LIFE’s ‘Cellia’ project (LIFE04 ENV/FR/000331) installed a high temperature fuel cell in a boiler-house for a 283 home, city-centre apartment building. In addition to providing the residents with electricity and heat, the LIFE project also aimed to reduce the amount of CO2 released by thermal installations and advance knowledge of energy control issues in urban centres.
In November 2006, the City of Paris inaugurated Cellia and by the end of March 2008 the Celia fuel cell had generated 806 MWh of electricity and nearly 374 MWh of heat. The application of this innovative system to power public housing is a first in France, and Europe as a whole, and LIFE’s support has helped to demonstrate the technical feasibility of this forward-looking solution.

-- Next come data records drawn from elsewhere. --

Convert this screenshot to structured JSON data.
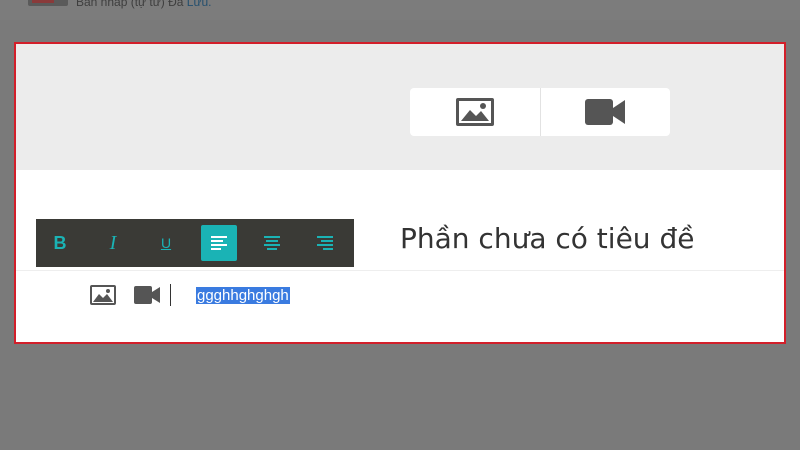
{
  "topbar": {
    "status_prefix": "Bản nháp (tự từ) Đã",
    "status_link": "Lưu."
  },
  "header": {
    "media_buttons": [
      {
        "icon": "image-icon",
        "label": ""
      },
      {
        "icon": "video-camera-icon",
        "label": ""
      }
    ]
  },
  "section": {
    "title": "Phần chưa có tiêu đề"
  },
  "format_toolbar": {
    "bold": "B",
    "italic": "I",
    "underline": "U",
    "active_button": "align-left",
    "align_left": "align-left",
    "align_center": "align-center",
    "align_right": "align-right"
  },
  "body": {
    "selected_text": "ggghhghghgh"
  },
  "colors": {
    "accent": "#1ab3b5",
    "highlight_border": "#d21f2a",
    "toolbar_bg": "#3a3a36",
    "selection": "#3a7be0"
  }
}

Results support the fuel cell’s environmental credentials, because the Cellia system emits no NOx and produces 30% less CO2 on average than a traditional combined cycle gas boiler and steam turbine. Furthermore, all SOx emissions are averted since the fuel cell traps sulphur compounds in activated carbon filters when the natural gas is channelled into the power plant.Cellia weights 28 Metric tons
Exhausts produced were generally in line with expectations and complied with initial specifications. Overall, Cellia has been shown to generate clean, low cost steady heat (reducing heating costs by 10% on average through the re-sale of electricity) in a way that is compatible with sustainable urban development.
Whilst the initial net electrical efficiency still exceeded 41%, the system performed slightly below the manufacturer’s specifications during the pilot phases. However, fine-tuning of the fuel cell is anticipated to bring the power plant up to its target performance levels.